第4話

「やっほー、アーちゃんとクーちゃん」

その日の仕事終わり。疲労困憊といった表情のアマガサとまだ余裕があるクラウディアの二人はテンペストホールから出てきたところで声をかけられた。

「あら、ハレノヒじゃない。こんな所で待ってたの?」

「やっほー……、ハーちゃん……」

「あはは……。だいぶ疲れてるねアーちゃんは」

二人に声をかけたのは晴れを司る気象精霊、名前はハレノヒ。オレンジ色のショートカットの髪型をしており、非常に明るい性格をした少女である。

「きいてよ~ハーちゃん。クラウディアちゃんが私をイジメるの~」

「ええー。ダメだよクーちゃん。アーちゃんイジメたりしたら」

「こいつが仕事してないのを注意しただけだっての。そもそも仕事をサボろうとしてたのよこいつ」

「痛い……」

クラウディアが乱暴にアマガサの頭を小突く。

「暴力はダメだよクーちゃん。アーちゃんだってちゃんと話せばわかってくれるよ」

「そうだよそうだよ! なのにクラウディアちゃんったらここに連れてくるのにも力づくで引っ張てきてさぁ~」

「ええ~。かわいそうだよクーちゃん」

「アンタ……。車で送ってやったのに随分な言い草ね」

ギロリとクラウディアがアマガサを睨む。するとアマガサがハレノヒの後ろに隠れた。

「ぼ、暴力反対……」

「だめだよ~。ちゃんと優しくしなきゃ」

「ハレノヒ……、アンタ甘やかしすぎでしょ……」

実は一番甘やかしているのはクラウディアだということは本人が気付いていなかった。

「わ、私は優しくされれば、ちゃんと働くから……」

「あんたいつだったかもそんなこと言って私が優しくしたら調子乗ってたじゃない」

前にアマガサがクラウディアに優しく接してくれればちゃんと仕事をすると言ったことがあったのだが、結果的にアマガサの堕落ペースが急激に増加しただけであった。つまり意味が無いのである。

「あはは……。そんなことあったんだ」

ハレノヒが困ったように苦笑する。

「まあそれはそうと。ハレノヒ、アンタも今日の仕事は終わったの?」

「うん。今日は三件の世界しか担当なかったからね。一つ一つの〈晴れ〉の時間も短かったし」

「あら凄いじゃない。どっかのダメ気象精霊はたった一つの世界だけでヒーヒー言ってたのに」

クラウディアはアマガサの方をジロリと睨む。

「わ、私はその一つの担当時間が長かったからセーフってことで……」

「何がセーフなのよ」

アマガサはいまだにハレノヒの背中に隠れている。そんなアマガサをほっといて、クラウディアはハレノヒの方に向き直る。
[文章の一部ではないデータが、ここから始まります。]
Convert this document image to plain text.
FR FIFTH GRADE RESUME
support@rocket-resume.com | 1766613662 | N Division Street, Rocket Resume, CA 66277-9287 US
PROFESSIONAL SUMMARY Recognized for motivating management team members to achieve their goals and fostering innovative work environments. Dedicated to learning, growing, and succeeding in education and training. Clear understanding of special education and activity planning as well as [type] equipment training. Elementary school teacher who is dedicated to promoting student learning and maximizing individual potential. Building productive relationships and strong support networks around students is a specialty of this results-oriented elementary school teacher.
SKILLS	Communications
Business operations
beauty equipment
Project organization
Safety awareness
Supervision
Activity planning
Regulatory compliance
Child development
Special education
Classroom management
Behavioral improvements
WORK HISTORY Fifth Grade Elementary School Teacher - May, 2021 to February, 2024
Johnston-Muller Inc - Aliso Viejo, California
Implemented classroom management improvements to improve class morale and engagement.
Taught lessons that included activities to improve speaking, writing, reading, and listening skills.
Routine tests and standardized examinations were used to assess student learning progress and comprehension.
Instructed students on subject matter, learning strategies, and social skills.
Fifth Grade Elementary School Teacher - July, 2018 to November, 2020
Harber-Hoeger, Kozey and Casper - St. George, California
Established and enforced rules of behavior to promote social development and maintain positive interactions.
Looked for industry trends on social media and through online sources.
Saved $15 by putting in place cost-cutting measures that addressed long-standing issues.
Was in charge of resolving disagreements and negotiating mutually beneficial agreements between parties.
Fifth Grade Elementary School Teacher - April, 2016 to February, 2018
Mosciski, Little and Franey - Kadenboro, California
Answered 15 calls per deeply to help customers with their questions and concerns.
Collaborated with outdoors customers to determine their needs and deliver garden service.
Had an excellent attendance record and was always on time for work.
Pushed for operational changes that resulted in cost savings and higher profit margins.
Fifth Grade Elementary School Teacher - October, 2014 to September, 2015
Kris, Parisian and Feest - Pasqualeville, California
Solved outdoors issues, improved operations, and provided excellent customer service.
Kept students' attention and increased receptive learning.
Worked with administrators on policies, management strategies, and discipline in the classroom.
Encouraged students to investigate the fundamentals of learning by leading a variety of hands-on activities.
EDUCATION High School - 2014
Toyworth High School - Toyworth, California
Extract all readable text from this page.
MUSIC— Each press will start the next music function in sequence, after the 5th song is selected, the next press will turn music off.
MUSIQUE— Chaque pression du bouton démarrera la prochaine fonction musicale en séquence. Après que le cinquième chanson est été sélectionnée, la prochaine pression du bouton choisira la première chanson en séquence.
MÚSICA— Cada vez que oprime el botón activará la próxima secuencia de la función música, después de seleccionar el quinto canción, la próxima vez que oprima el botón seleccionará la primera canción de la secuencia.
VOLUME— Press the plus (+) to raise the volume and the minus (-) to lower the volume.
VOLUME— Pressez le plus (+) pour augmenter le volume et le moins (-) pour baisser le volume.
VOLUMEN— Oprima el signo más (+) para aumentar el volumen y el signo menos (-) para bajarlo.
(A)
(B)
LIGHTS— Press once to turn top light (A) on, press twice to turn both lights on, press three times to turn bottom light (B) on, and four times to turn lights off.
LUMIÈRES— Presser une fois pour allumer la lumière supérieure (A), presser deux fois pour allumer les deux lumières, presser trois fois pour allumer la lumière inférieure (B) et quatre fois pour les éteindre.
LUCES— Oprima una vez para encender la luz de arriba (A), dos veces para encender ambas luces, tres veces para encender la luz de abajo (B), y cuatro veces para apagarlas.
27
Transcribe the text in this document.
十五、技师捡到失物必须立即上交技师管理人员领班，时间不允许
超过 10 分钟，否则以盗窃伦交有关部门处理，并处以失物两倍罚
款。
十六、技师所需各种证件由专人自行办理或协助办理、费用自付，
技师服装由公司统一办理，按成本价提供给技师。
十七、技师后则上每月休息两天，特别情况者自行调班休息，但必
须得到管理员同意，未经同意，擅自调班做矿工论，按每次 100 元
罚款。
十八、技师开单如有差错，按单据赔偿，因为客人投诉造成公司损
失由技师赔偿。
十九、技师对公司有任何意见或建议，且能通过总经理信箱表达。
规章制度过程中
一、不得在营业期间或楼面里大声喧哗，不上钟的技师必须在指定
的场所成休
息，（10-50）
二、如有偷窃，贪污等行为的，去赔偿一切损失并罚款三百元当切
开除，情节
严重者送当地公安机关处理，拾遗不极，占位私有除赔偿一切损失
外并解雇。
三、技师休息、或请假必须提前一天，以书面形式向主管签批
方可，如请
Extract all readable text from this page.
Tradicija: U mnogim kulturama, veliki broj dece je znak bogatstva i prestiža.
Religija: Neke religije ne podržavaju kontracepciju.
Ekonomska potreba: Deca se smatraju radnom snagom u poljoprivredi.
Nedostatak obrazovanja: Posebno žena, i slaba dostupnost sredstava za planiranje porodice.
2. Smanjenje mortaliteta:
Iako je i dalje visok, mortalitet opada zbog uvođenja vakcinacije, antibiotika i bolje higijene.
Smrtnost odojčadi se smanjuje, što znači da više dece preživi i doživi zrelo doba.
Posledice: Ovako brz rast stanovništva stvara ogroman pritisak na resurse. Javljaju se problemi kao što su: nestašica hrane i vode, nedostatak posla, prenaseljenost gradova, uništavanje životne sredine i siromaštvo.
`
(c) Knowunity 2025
「なんか今日は朝から晴れの気象精霊がバタバタしてたからてっきりハレノヒも忙しいかと思ってたわ」

「そうなんだよ~。私は今日ラッキーで晴れの時間が短い世界担当だったんだけど、一日中快晴の世界が多いみたいでさ~。私のお姉ちゃんも忙しそうにしてたよ」

「クラートさんが? なら今日は機嫌が悪そうね……」

「そうだね、今日は機嫌悪いと思うよ~。あっ、でも今日は終業の時間遅いから会わないと思うよ」

「そ。なら安心だわ。あの人ちょっと苦手だし、機嫌悪いと何言われるかわかったもんじゃないからね」

「クラウディアちゃんは昔からお姉ちゃん苦手だったよねー」

クラウディアは安心したように胸を撫でおろす。身内を「苦手」と言われてもハレノヒが嫌な顔をしないのは、本人も苦手だと考えているからであろうか。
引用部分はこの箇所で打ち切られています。